The island earned the wartime epithet 'Gibraltar of the Channel,' though the comparison flattered Alderney less than it might sound. From July 1940 to May 1945, Saint Anne was the headquarters of a German occupation that left almost no aspect of the town untouched. The Luftwaffe command bunker and tower and the German naval tactical headquarters were both established here. The courthouse on New Street, built in 1850, was destroyed by the occupying forces - the court room was not rebuilt until 1955. The empty civilian houses were used as billets and stores. And the labour to build the fortifications was supplied by foreign workers - prisoners, forced labourers, and slave workers - held in four SS-administered camps on the island. The largest, Lager Sylt and Lager Norderney, became concentration camps administered directly by the SS from 1943. Hundreds died there, including Russian, Polish, and French Jewish prisoners. The number commonly cited for the total labour force across the island over the occupation is in the thousands; the death toll is still being investigated by historians and forensic teams.
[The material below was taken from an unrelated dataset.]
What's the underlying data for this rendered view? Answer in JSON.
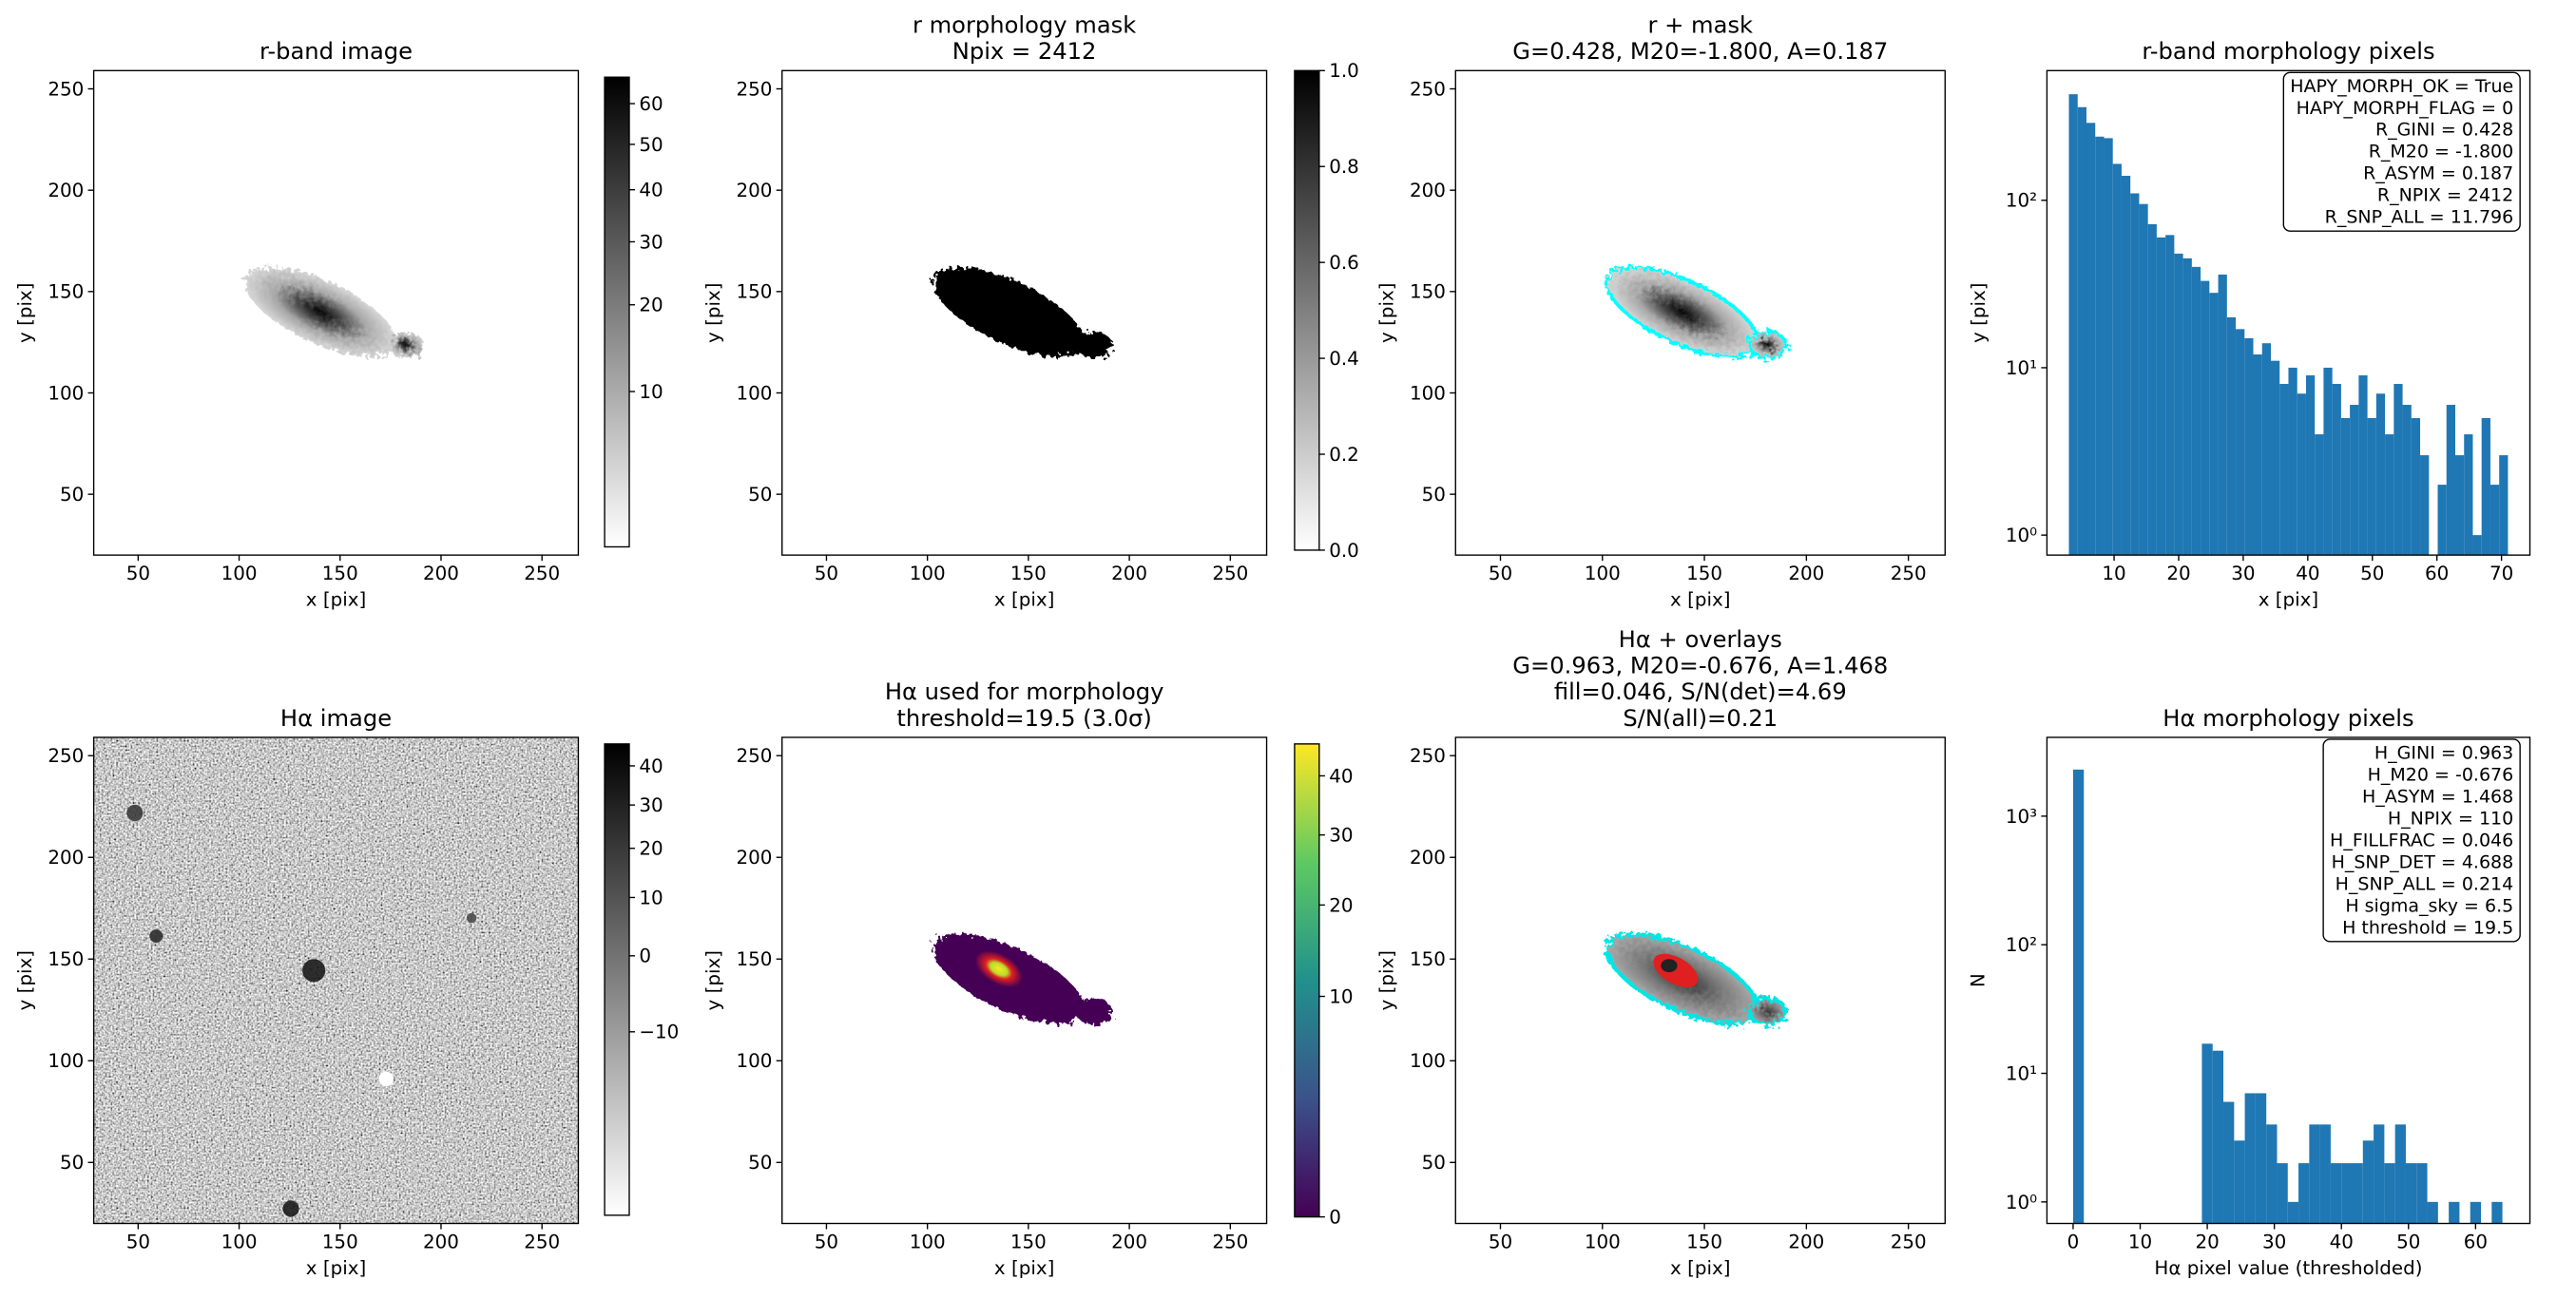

When islanders returned in late 1945 the official records were largely destroyed. What survived was scattered: baptism registers since 1662, recovered from various sources; ecclesiastical records; some civil documents. Volunteers compiled what they could and contacted families who could fill in what the documents couldn't. Several hundred families were categorised - old Alderney families, Breakwater families (those whose ancestors came in for the 19th-century construction work), and others - tracing back to the 1800s. The recurring surnames read like a roster of the island's possible futures preserved: Duplain, Gaudion, Hougez, Le Vallée, Ollivier, Pezet, Audoire, Batiste, Barbenson, Renier, Le Cocq, Le Mesurier, Sebire, Simon. After the survey, no land records exist before 1945. The land below the houses had to be re-mapped from scratch. Returning to a place is a small act. Restoring a town is a much larger one.
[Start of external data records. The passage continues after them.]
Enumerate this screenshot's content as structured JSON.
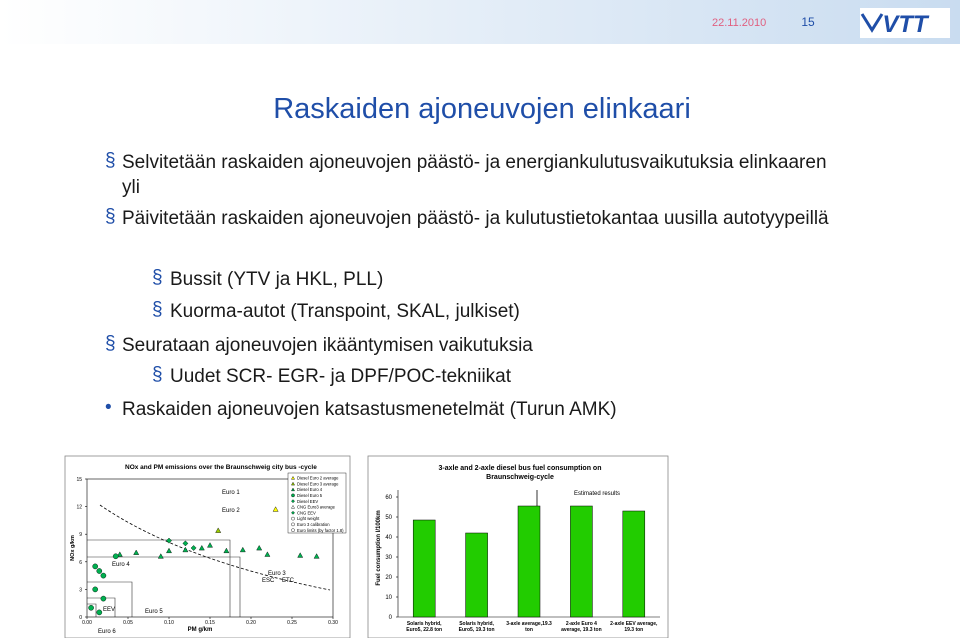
{
  "header": {
    "date": "22.11.2010",
    "page": "15",
    "logo": "VTT"
  },
  "title": "Raskaiden ajoneuvojen elinkaari",
  "bullets": [
    {
      "level": 1,
      "marker": "§",
      "text": "Selvitetään raskaiden ajoneuvojen päästö- ja energiankulutusvaikutuksia elinkaaren yli"
    },
    {
      "level": 1,
      "marker": "§",
      "text": "Päivitetään raskaiden ajoneuvojen päästö- ja kulutustietokantaa uusilla autotyypeillä"
    },
    {
      "level": 2,
      "marker": "§",
      "text": "Bussit (YTV ja HKL, PLL)"
    },
    {
      "level": 2,
      "marker": "§",
      "text": "Kuorma-autot (Transpoint, SKAL, julkiset)"
    },
    {
      "level": 1,
      "marker": "§",
      "text": "Seurataan ajoneuvojen ikääntymisen vaikutuksia"
    },
    {
      "level": 2,
      "marker": "§",
      "text": "Uudet SCR- EGR- ja DPF/POC-tekniikat"
    },
    {
      "level": 1,
      "marker": "•",
      "text": "Raskaiden ajoneuvojen katsastusmenetelmät (Turun AMK)"
    }
  ],
  "chart_data": [
    {
      "type": "scatter",
      "title": "NOx and PM emissions over the Braunschweig city bus -cycle",
      "x_label": "PM g/km",
      "y_label": "NOx g/km",
      "xlim": [
        0,
        0.3
      ],
      "ylim": [
        0,
        15
      ],
      "xticks": [
        {
          "value": 0,
          "label": "0.00"
        },
        {
          "value": 0.05,
          "label": "0.05"
        },
        {
          "value": 0.1,
          "label": "0.10"
        },
        {
          "value": 0.15,
          "label": "0.15"
        },
        {
          "value": 0.2,
          "label": "0.20"
        },
        {
          "value": 0.25,
          "label": "0.25"
        },
        {
          "value": 0.3,
          "label": "0.30"
        }
      ],
      "yticks": [
        0,
        3,
        6,
        9,
        12,
        15
      ],
      "annotations": [
        "Euro 1",
        "Euro 2",
        "Euro 3",
        "ESC",
        "ETC",
        "Euro 4",
        "Euro 5",
        "EEV",
        "Euro 6"
      ],
      "series": [
        {
          "name": "Diesel Euro 2 average",
          "color": "#ffff00",
          "marker": "triangle",
          "x": [
            0.23
          ],
          "values": [
            11.7
          ]
        },
        {
          "name": "Diesel Euro 3 average",
          "color": "#99cc00",
          "marker": "triangle",
          "x": [
            0.16
          ],
          "values": [
            9.4
          ]
        },
        {
          "name": "Diesel Euro 4",
          "color": "#00b050",
          "marker": "triangle",
          "x": [
            0.04,
            0.06,
            0.09,
            0.1,
            0.12,
            0.14,
            0.15,
            0.17,
            0.19,
            0.21,
            0.22,
            0.26,
            0.28
          ],
          "values": [
            6.8,
            7.0,
            6.6,
            7.2,
            7.3,
            7.5,
            7.8,
            7.2,
            7.3,
            7.5,
            6.8,
            6.7,
            6.6
          ]
        },
        {
          "name": "Diesel Euro 5",
          "color": "#00b050",
          "marker": "circle",
          "x": [
            0.01,
            0.015,
            0.02,
            0.01,
            0.02,
            0.005,
            0.015,
            0.035
          ],
          "values": [
            5.5,
            5.0,
            4.5,
            3.0,
            2.0,
            1.0,
            0.5,
            6.6
          ]
        },
        {
          "name": "Diesel EEV",
          "color": "#00b050",
          "marker": "diamond",
          "x": [
            0.1,
            0.12,
            0.13
          ],
          "values": [
            8.3,
            8.0,
            7.5
          ]
        },
        {
          "name": "CNG Euro3 average",
          "color": "#ffffff",
          "marker": "triangle",
          "x": [],
          "values": []
        },
        {
          "name": "CNG EEV",
          "color": "#00b050",
          "marker": "diamond",
          "x": [],
          "values": []
        },
        {
          "name": "Light weight",
          "color": "#ffffff",
          "marker": "circle",
          "x": [],
          "values": []
        },
        {
          "name": "Euro 3 calibration",
          "color": "#ffffff",
          "marker": "circle",
          "x": [],
          "values": []
        },
        {
          "name": "Euro limits (by factor 1.8)",
          "color": "#ffffff",
          "marker": "circle",
          "x": [],
          "values": []
        }
      ]
    },
    {
      "type": "bar",
      "title": "3-axle and 2-axle diesel bus fuel consumption on Braunschweig-cycle",
      "y_label": "Fuel consumption l/100km",
      "annotation": "Estimated results",
      "categories": [
        "Solaris hybrid, Euro5, 22.8 ton",
        "Solaris hybrid, Euro5, 19.3 ton",
        "3-axle average,19.3 ton",
        "2-axle Euro 4 average, 19.3 ton",
        "2-axle EEV average, 19.3 ton"
      ],
      "values": [
        48.5,
        42,
        55.5,
        55.5,
        53
      ],
      "color": "#22cc00",
      "ylim": [
        0,
        70
      ],
      "yticks": [
        0,
        10,
        20,
        30,
        40,
        50,
        60
      ]
    }
  ]
}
Today Saint Anne is known for what survives the rebuilding: the description applied by writers - 'piquant picturesque town' and 'pastel painted village' - earned by the lime-washed Georgian houses lining the older streets. Sporting facilities sit east of town, including Alderney Cricket Club and Alderney Golf Course. The Mignot Memorial Hospital, whose parent institution is the Princess Elizabeth Hospital in Guernsey, runs a small A&E, physiotherapy, and radiography unit; visiting specialists fly over from Guernsey. The town has a primary school, a secondary school, and a post office. Alderney Airport, built in 1935 and operating since 1936, sits about 1.2 miles to the south-east; Aurigny Air Services - founded on Alderney in 1968 - is still the only commercial airline operating in and out. The climate is unusually mild: oceanic, moderated by the sea, with characteristics of a warm-summer Mediterranean climate. February averages around 6-8°C, July and August 15-18°C. December is the wettest month. Snow is very rare. The town averages about 1,930 sunshine hours a year - more than most of Britain.
Saint Anne sits in the centre of Alderney on the high plateau at 49.713°N, 2.206°W, roughly a mile inland from Braye Harbour. From the air the town is the cluster of pastel-painted houses dominating about half of the small island. Look for the church towers, the old clock tower, and the courthouse. Alderney Airport (EGJA) is 1.2 miles south-east of the town centre. Best viewing altitude 1,000-2,000 ft. Nearby airports: Guernsey (EGJB) 19 nm south, Cherbourg-Maupertus (LFRC) 23 nm east, Jersey (EGJJ) 36 nm south. France's Cap de la Hague is clearly visible 8 miles east on clear days.